The Debian Janitor is an automated system that commits fixes for (minor) issues in Debian packages that can be fixed by software. It gradually started proposing merges in early December. The first set of changes sent out ran lintian-brush on sid packages maintained in Git. This post is part of a series about the progress of the Janitor.
Last week’s blog post documented how there are now over 30,000 lintian issues that have been fixed in git packaging repositories by the Janitor.
It’s important to note that any fixes from the Janitor that make it into a Git packaging repository will also need to be uploaded to the Debian archive. This currently requires that a Debian packager clones the repository and builds and uploads the package.

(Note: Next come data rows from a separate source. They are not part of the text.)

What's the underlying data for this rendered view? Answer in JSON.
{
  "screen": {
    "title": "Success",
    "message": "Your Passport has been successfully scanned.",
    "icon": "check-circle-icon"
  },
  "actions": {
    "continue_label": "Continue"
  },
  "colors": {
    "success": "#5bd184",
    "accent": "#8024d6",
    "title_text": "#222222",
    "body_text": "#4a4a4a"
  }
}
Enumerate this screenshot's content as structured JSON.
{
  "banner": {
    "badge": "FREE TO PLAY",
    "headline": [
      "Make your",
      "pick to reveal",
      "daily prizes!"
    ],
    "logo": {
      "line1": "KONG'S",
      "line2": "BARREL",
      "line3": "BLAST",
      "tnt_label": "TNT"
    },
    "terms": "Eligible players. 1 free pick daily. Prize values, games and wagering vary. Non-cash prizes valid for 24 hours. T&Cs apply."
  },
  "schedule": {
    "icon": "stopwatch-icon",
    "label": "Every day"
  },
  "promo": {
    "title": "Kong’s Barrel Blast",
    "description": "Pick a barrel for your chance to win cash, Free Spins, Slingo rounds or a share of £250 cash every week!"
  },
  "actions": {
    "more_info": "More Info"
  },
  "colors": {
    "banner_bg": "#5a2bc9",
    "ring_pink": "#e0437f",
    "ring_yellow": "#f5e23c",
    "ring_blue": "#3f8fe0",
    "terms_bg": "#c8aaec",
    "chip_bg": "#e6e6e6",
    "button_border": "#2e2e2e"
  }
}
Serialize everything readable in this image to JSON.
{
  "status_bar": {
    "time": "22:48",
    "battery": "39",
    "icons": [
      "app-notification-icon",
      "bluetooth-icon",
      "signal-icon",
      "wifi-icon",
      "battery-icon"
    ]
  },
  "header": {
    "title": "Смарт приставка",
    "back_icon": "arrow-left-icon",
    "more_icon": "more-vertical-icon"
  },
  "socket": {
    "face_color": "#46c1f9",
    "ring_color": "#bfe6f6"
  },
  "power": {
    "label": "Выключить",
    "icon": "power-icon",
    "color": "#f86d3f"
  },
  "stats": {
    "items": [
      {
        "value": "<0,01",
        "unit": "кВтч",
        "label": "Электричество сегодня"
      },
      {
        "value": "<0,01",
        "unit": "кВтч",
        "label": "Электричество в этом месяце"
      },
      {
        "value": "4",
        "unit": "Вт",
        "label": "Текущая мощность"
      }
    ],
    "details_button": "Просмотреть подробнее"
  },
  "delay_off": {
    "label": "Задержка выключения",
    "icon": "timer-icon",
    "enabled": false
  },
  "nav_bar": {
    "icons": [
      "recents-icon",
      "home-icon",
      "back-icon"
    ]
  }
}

Until a change makes it into the archive, users of Debian will unfortunately not see the benefits of improvements made by the Janitor.
82% of the 30,000 changes from the Janitor that have made it into a Git repository have not yet been uploaded, although changes do slowly trickle in as maintainers make other changes to packages and upload them along with the lintian fixes from the Janitor. This is not just true for changes from the Janitor, but for all sorts of other smaller improvements as well.
However, the process of cloning and building git repositories and uploading the resulting packages to the Debian archive is fairly time-consuming – and it’s probably not worth the time of developers to follow up every change from the Janitor with a labour-intensive upload to the archive.
It would be great if it was easier to trigger uploads from git commits. Projects like tag2upload will hopefully help, and make it more likely that changes end up in the Debian archive.
The majority packages do get at least one new source version upload per release, so most changes will eventually make it into the archive.